Add habitat encroachment to the problem of pesticides and now corporate farming owns a stake as well which makes for an even bigger problem.  Overuse of pesticides may over decades start to ameliorate if that abuse stops but giving any land back is extremely unlikely.  Corporate farmers aren't behaving with any more regard for husbandry of the environment than the slash-and-burn natives who are whacking into the Amazon rain forest.

We have seen the science from various whizkids who present various ludicrous ideas for fertilizing the crops with robo bees and this is an exact example of Cat's problem with scientists who never leave the lab.  We need Carl Sagan to describe just how many billions and billions of honeybees are out there but maybe even that wouldn't penetrate to the labs making the robo bees.  Believe all you like in robo magic but that ain't goin' get it done.  Quite apart from their slowness and their awkwardness, there's just not enough close to enough of them to have any significant effect.

Ed:  we will make robos to make more robo bees!

Shut up.  Go back to your Rubix cube.

Ed:  you make it sound hopeless!

Nothing is hopeless unless you look for a solution from the corporate world.  That mission is to make money rather than to fix problems and they don't deviate from it.
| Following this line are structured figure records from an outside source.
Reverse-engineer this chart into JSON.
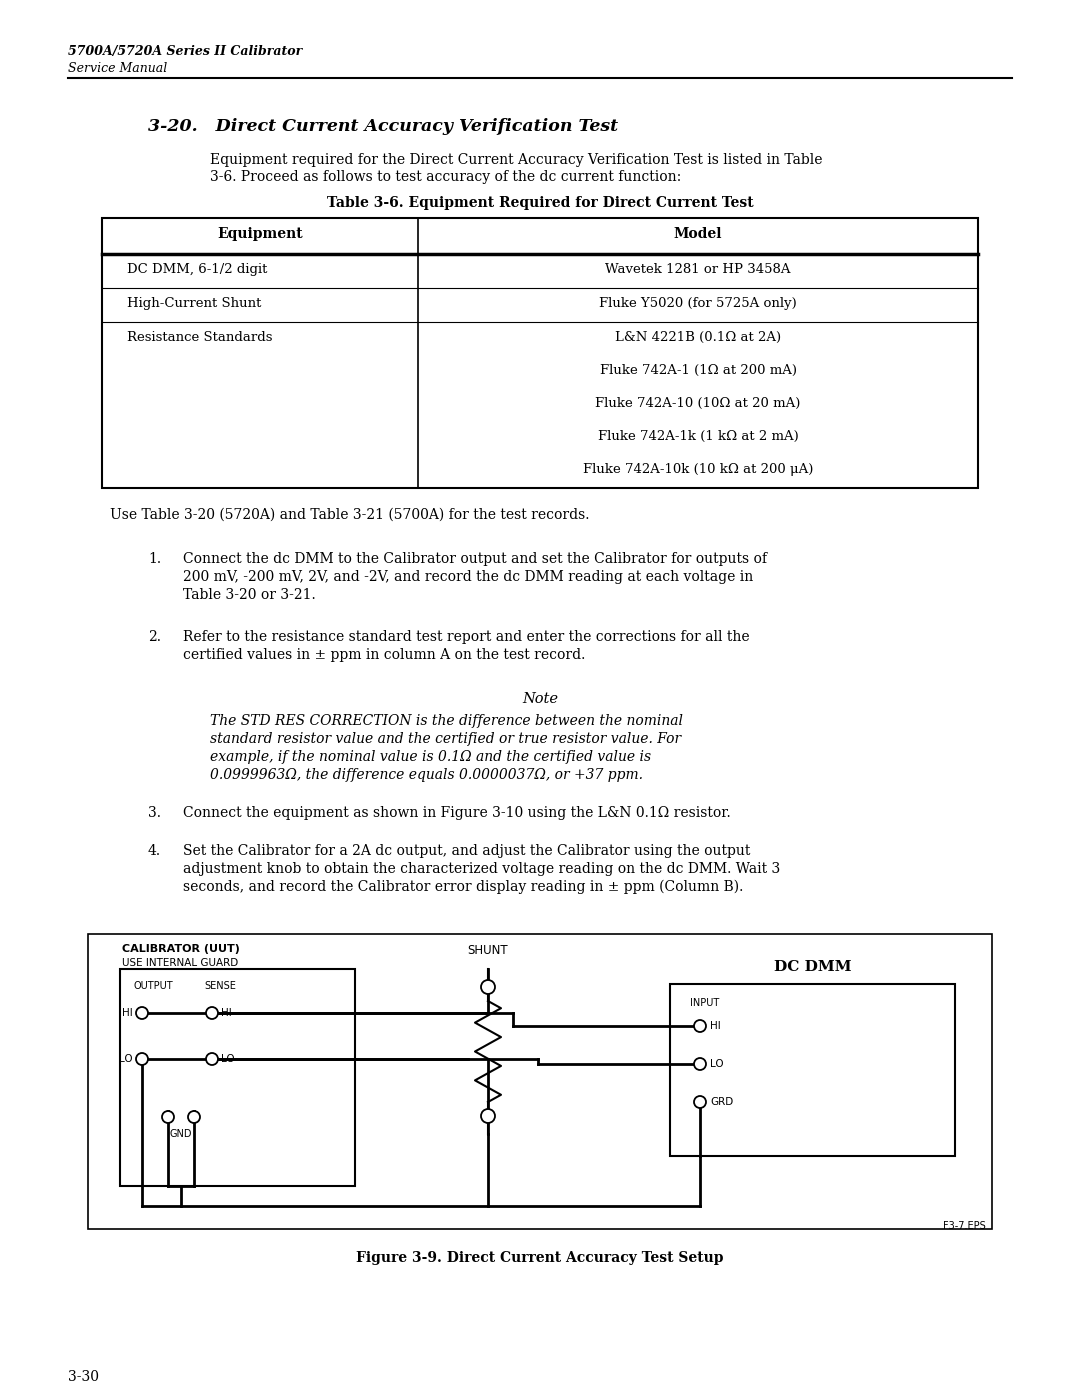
{
  "page_title_bold": "5700A/5720A Series II Calibrator",
  "page_title_italic": "Service Manual",
  "section_title": "3-20.   Direct Current Accuracy Verification Test",
  "section_intro_1": "Equipment required for the Direct Current Accuracy Verification Test is listed in Table",
  "section_intro_2": "3-6. Proceed as follows to test accuracy of the dc current function:",
  "table_title": "Table 3-6. Equipment Required for Direct Current Test",
  "table_headers": [
    "Equipment",
    "Model"
  ],
  "table_rows": [
    [
      "DC DMM, 6-1/2 digit",
      "Wavetek 1281 or HP 3458A"
    ],
    [
      "High-Current Shunt",
      "Fluke Y5020 (for 5725A only)"
    ],
    [
      "Resistance Standards",
      "L&N 4221B (0.1Ω at 2A)"
    ]
  ],
  "model_extra": [
    "Fluke 742A-1 (1Ω at 200 mA)",
    "Fluke 742A-10 (10Ω at 20 mA)",
    "Fluke 742A-1k (1 kΩ at 2 mA)",
    "Fluke 742A-10k (10 kΩ at 200 μA)"
  ],
  "para_after_table": "Use Table 3-20 (5720A) and Table 3-21 (5700A) for the test records.",
  "step1_num": "1.",
  "step1_lines": [
    "Connect the dc DMM to the Calibrator output and set the Calibrator for outputs of",
    "200 mV, -200 mV, 2V, and -2V, and record the dc DMM reading at each voltage in",
    "Table 3-20 or 3-21."
  ],
  "step2_num": "2.",
  "step2_lines": [
    "Refer to the resistance standard test report and enter the corrections for all the",
    "certified values in ± ppm in column A on the test record."
  ],
  "note_title": "Note",
  "note_lines": [
    "The STD RES CORRECTION is the difference between the nominal",
    "standard resistor value and the certified or true resistor value. For",
    "example, if the nominal value is 0.1Ω and the certified value is",
    "0.0999963Ω, the difference equals 0.0000037Ω, or +37 ppm."
  ],
  "step3_num": "3.",
  "step3_line": "Connect the equipment as shown in Figure 3-10 using the L&N 0.1Ω resistor.",
  "step4_num": "4.",
  "step4_lines": [
    "Set the Calibrator for a 2A dc output, and adjust the Calibrator using the output",
    "adjustment knob to obtain the characterized voltage reading on the dc DMM. Wait 3",
    "seconds, and record the Calibrator error display reading in ± ppm (Column B)."
  ],
  "figure_caption": "Figure 3-9. Direct Current Accuracy Test Setup",
  "figure_label": "F3-7.EPS",
  "page_number": "3-30"
}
We the People will whack the pesticides just as the same as we did with DDT.  It worked against DDT but extremely slowly and there are still trace effects from it decades later.  As soon as we get the money-for-nothing Republicans out of the way, there can be some progress with that but you can guarantee they will try to block any effort of that nature.  Nevertheless, eventually the pesticides will be banned.

Ed:  or we run out of bees.

See, there's yer threat politics which only annoys people.  We're not going to run out of bees because we will fucking fix the problem.  We need bees a whole lot more than we need selfish corporate clowns.

Rachel Carson may be the single most important name in the campaign against DDT and we miss you, luv.

Note:  Rachel Carson wrote "Silent Spring."